Most decision-makers are white males, so what chance is there for others to have their hopes and fears properly represented?

Read Laura Laker’s pragmatic approach

When it comes to gender equality in transport, perhaps the most quoted anecdote comes from Sweden. In Karlskoga, among other Swedish municipalities, officials switched to a ‘gender balanced budget’, one that benefited both women and men equally.
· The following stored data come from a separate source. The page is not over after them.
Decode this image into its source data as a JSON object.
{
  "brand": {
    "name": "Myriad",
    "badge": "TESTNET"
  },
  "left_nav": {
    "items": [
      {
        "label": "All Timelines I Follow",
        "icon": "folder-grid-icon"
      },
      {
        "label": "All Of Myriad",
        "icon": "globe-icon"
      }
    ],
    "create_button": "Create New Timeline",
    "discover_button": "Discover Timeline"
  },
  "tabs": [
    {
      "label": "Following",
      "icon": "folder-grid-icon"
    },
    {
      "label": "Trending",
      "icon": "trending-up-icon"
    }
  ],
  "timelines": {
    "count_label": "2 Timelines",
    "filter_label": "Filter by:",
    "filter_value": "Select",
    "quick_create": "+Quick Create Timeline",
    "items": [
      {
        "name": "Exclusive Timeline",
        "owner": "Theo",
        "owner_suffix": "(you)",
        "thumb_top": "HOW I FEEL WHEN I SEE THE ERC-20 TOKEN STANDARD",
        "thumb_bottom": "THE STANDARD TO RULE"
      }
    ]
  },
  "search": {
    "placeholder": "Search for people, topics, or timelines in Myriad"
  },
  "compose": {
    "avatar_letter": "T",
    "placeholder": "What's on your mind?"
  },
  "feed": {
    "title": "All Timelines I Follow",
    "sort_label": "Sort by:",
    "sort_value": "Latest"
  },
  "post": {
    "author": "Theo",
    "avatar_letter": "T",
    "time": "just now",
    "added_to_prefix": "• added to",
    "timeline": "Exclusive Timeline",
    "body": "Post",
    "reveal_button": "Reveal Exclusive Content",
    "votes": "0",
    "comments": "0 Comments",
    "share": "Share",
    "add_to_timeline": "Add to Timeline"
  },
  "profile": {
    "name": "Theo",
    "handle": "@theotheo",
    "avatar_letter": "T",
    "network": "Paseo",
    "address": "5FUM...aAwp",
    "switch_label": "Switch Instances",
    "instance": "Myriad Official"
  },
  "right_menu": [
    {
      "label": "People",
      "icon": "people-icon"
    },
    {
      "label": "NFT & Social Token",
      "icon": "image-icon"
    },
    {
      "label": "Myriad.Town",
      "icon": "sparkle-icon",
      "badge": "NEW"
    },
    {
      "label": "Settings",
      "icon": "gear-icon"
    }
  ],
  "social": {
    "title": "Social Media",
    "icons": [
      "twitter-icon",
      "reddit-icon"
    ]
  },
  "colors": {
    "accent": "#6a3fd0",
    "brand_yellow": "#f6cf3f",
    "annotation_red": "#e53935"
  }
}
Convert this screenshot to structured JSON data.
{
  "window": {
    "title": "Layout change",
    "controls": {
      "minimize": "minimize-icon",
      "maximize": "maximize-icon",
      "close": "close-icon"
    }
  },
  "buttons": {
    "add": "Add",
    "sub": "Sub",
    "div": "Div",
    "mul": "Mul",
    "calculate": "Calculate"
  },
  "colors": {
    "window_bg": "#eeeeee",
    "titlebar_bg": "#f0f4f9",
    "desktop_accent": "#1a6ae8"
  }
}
In a country where women walk, cycle and use public transport more than men, during winter three times more pedestrians were being injured because of icy roads than people in cars, mostly women. Existing winter street gritting patterns had prioritised highways and city centres, where predominantly men worked. Snow is harder and riskier to get through on foot and by bicycle than in motor vehicles, so footpaths and cycleways were treated first, particularly those near schools, bus stops and childcare centres. This cost the municipality no more money but made the city fairer and more accessible for everyone and reduced injuries, particularly among women. Caroline Criado Perez, who cites this example in her influential book, Invisible Women, says, although unintentional: “The assumption that shorter walking trips are irrelevant to infrastructure policy is little short of an assumption that women are irrelevant to infrastructure policy”.  Across England, women not only tend to walk more than men, but, according to a Women’s Budget Group (WBG) report, across England women travel more by bus: a third more women travelled by bus than men in 2017, a situation exactly reversed on trains.